I recently "shared" this photo on Facebook and thinks it needs more exposure. This is what the Sacrament of Marriage is designed to look like. A man and a woman, after a period of discernment (called "betrothal") as to whether marriage is their vocation or not, present themselves to God in Church, that He might conform them to His love that they might take care of each other and lead each other to Heaven. It is not based on their emotions and desires toward each other, but rather on the love God places between them to join them together. It is not something the couple does themselves or accomplishes themselves, but rather something God does to them.

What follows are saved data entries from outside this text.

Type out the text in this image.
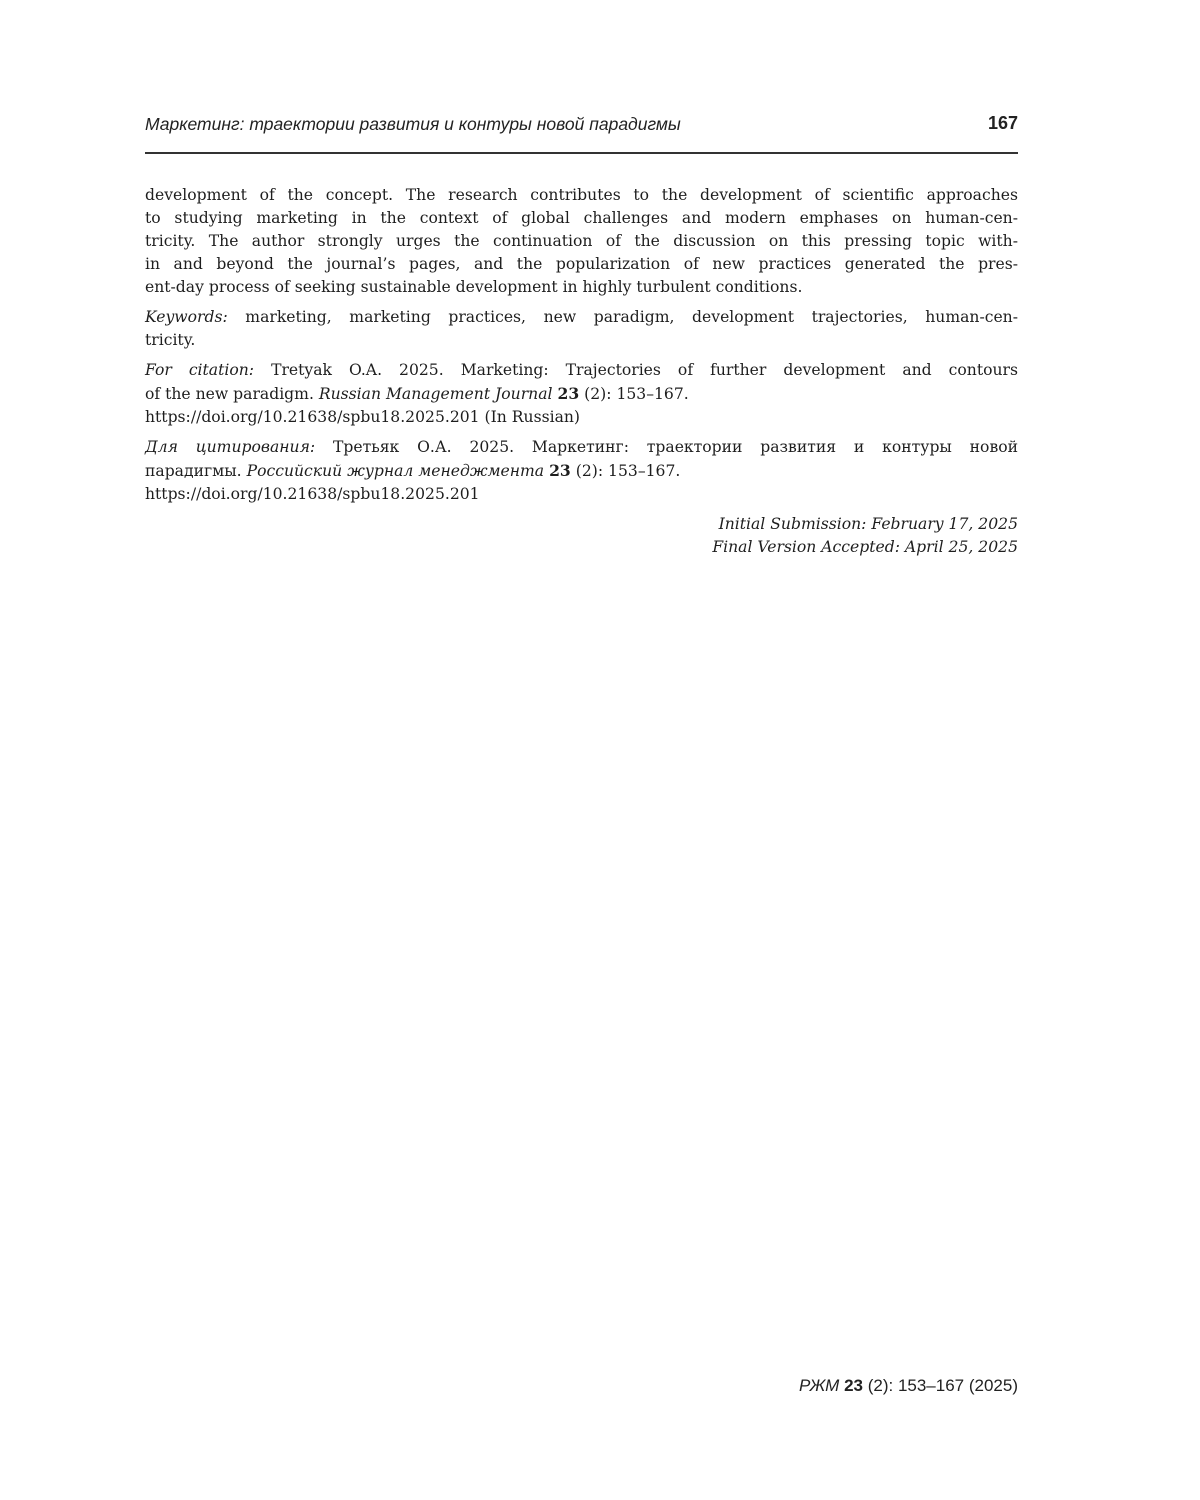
Маркетинг: траектории развития и контуры новой парадигмы	167

development of the concept. The research contributes to the development of scientific approaches
to studying marketing in the context of global challenges and modern emphases on human-cen-
tricity. The author strongly urges the continuation of the discussion on this pressing topic with-
in and beyond the journal’s pages, and the popularization of new practices generated the pres-
ent-day process of seeking sustainable development in highly turbulent conditions.

Keywords: marketing, marketing practices, new paradigm, development trajectories, human-cen-
tricity.

For citation: Tretyak O.A. 2025. Marketing: Trajectories of further development and contours
of the new paradigm. Russian Management Journal 23 (2): 153–167.
https://doi.org/10.21638/spbu18.2025.201 (In Russian)

Для цитирования: Третьяк О.А. 2025. Маркетинг: траектории развития и контуры новой
парадигмы. Российский журнал менеджмента 23 (2): 153–167.
https://doi.org/10.21638/spbu18.2025.201

Initial Submission: February 17, 2025
Final Version Accepted: April 25, 2025
РЖМ 23 (2): 153–167 (2025)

As to the picture itself, I love the canopy over the tabernacle. It is a bit peculiar that the altar seems to be set up for Benediction instead of Mass, but oh well. I'm sure the front of the altar is very beautiful when there aren't four people and an Apparition in front of it. On Fb I commented on the windows in the picture, which teach us a good bit about the Sacrament of Marriage (teaching after all is one of the main functions of Sacred Art):
I particularly like the two stained glass windows. On the Epistle side, there is what appears to be a vine with branches. That passage is read in the Rite of Betrothal (to remind the couple that with God they can do anything, but without Him they can do nothing).
On the Gospel side, there is a dove, two tongues of fire and two chalices. The chalice is a biblical symbol of suffering, and fire a biblical symbol of love and the Holy Ghost, Who is also represented by the dove. This reminds us that Marriage is a vocation from God, and love, if genuine, is a grace of the Holy Ghost. This symbolizes love far more precisely than the tacky symbol of two rings on a cross.